The North Carolina situation would push that analysis further since, unlike in Colorado, HB 2 does not on its face specifically address LGBT status.
“This is evolving law,” said Maxine Eichner, a professor at UNC School of Law who specializes in sexuality law.

“The question is how deeply will courts look at what’s happened here, given that the statute on its face is not aimed at precluding protections of LGBT status.”
That evolution is trending in favor of HB 2’s challengers in the lower courts though.
In the employment context, for example, the Equal Employment Opportunity Commission has recently taken the position that gender orientation is protected under federal law, Eichner noted.
The same is true in the education context, with federal agency recognition of transgender discrimination as a form of discrimination based upon sex for Title IX purposes.
The U.S. Supreme Court has not reached the issue directly yet, but the North Carolina case if it plays out in full could spur the court to take on the question of whether those discriminated against because of sexual orientation or identity deserve the heightened protections the high court has already recognized in the marriage context.

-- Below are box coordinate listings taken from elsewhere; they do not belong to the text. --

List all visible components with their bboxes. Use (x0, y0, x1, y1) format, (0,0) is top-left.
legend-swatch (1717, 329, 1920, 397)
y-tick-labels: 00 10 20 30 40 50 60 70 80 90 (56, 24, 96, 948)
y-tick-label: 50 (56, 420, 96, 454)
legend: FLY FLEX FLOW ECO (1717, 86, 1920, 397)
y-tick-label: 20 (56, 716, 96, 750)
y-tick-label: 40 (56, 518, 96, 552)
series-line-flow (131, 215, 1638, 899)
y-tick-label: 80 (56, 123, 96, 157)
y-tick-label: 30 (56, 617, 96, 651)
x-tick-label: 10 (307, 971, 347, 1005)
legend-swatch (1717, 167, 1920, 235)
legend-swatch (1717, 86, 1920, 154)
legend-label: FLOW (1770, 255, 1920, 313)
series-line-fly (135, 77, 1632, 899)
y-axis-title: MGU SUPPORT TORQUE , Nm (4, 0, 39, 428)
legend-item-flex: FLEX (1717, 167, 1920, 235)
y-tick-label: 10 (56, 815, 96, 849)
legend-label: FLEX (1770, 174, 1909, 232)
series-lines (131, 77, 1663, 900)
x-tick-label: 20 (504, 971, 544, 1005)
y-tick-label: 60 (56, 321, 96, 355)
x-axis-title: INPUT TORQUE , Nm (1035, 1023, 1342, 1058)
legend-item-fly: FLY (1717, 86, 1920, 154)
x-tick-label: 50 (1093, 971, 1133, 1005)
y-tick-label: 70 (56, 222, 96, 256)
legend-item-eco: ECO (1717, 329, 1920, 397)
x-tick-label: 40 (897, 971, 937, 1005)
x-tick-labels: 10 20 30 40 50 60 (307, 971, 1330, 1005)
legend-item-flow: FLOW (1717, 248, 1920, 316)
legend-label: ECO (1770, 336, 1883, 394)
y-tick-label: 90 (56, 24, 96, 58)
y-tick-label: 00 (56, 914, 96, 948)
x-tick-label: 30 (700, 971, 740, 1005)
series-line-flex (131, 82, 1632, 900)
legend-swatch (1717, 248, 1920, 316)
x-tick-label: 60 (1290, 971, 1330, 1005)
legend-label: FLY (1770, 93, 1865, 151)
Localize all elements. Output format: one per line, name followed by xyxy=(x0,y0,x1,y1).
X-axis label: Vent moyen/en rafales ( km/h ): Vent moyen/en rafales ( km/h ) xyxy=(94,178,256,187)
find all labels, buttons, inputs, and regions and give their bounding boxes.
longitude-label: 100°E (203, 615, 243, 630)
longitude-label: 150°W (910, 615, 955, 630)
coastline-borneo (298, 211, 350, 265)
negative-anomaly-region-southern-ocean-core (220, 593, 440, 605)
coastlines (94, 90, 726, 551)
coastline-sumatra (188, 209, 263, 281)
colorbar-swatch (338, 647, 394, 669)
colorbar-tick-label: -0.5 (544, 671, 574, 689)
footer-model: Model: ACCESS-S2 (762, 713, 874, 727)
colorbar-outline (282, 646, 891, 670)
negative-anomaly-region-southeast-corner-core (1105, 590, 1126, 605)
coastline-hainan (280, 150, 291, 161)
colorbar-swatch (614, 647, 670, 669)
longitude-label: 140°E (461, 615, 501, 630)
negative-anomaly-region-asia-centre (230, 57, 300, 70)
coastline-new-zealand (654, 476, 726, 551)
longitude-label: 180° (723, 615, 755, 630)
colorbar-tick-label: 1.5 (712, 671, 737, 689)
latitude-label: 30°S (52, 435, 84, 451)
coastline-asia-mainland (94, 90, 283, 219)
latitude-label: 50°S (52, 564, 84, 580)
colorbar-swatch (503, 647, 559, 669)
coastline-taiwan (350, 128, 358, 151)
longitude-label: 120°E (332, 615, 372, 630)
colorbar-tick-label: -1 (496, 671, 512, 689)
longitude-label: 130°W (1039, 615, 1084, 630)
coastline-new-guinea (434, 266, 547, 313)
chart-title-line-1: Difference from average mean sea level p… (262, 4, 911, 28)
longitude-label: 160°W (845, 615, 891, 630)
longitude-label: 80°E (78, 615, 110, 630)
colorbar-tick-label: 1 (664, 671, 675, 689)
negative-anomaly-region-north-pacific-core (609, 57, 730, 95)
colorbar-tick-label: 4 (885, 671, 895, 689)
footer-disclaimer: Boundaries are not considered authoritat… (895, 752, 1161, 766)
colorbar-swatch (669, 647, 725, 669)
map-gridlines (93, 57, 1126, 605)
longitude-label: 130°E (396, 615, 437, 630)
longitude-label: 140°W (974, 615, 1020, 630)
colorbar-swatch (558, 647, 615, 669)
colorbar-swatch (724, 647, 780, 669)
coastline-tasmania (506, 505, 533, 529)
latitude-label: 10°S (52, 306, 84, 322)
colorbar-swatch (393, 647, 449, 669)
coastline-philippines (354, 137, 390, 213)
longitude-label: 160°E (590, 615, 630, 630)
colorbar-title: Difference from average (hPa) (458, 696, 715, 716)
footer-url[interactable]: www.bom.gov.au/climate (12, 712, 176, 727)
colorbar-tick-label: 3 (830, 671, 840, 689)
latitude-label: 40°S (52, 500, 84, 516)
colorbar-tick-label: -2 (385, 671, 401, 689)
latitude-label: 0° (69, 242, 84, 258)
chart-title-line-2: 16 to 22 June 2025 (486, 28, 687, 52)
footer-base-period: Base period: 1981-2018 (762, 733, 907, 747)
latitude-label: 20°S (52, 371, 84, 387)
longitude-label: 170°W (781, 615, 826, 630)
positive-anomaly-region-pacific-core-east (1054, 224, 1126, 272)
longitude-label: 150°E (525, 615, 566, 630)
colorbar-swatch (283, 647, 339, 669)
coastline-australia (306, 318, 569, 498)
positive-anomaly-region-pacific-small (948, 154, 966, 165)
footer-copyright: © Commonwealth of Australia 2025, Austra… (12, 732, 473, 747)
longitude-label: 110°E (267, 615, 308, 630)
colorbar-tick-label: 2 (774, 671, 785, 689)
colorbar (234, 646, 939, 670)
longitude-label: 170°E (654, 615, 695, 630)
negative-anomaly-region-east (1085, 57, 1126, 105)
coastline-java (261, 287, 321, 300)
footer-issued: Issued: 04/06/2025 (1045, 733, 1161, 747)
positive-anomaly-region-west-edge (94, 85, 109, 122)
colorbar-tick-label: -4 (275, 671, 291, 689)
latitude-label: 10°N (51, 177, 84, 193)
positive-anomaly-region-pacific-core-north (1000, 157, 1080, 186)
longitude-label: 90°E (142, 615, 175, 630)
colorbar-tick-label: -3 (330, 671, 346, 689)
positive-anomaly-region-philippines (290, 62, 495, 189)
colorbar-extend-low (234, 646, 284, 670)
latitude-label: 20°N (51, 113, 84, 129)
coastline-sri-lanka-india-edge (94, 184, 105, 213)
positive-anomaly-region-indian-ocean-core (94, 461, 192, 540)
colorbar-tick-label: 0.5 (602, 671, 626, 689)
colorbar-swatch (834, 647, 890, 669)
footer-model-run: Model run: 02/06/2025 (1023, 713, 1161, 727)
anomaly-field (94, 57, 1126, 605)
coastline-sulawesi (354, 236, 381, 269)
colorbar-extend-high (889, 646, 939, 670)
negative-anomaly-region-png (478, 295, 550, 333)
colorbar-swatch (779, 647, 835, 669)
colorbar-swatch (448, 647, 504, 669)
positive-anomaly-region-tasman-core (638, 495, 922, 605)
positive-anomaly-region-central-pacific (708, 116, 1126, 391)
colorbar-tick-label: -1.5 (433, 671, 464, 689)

“It’s important to point out that the only Supreme Court cases that we have in this area deal with discrimination based upon sexual orientation in the private sex area (Loving v. Texas) and in access to marriage (Obergefell v. Hodges),” Duke’s Bartlett said.
“Those are already highly protected activities. Here we’re talking about employment and public accommodations, which I would say are actually a very logical next step for the Supreme Court.”
But an ascension of HB 2 to the nation’s highest court could be years away.
In the meantime, real lives hang in the balance.
“Now there are some number of kids out there in North Carolina, and adults as well, who are going to be in violation of state law if they don’t disclose some of the most intimate facts about themselves, or they’re going to be precluded from ever going into a bathroom,” UNC’s Eichner said.
“These trans kids, their lives are already difficult enough. The idea that their government, supposedly charged with protecting them, has gone significantly out of its way not only to make their lives more difficult but also to make clear its sense of disapproval and disrespect for them is mind-boggling.”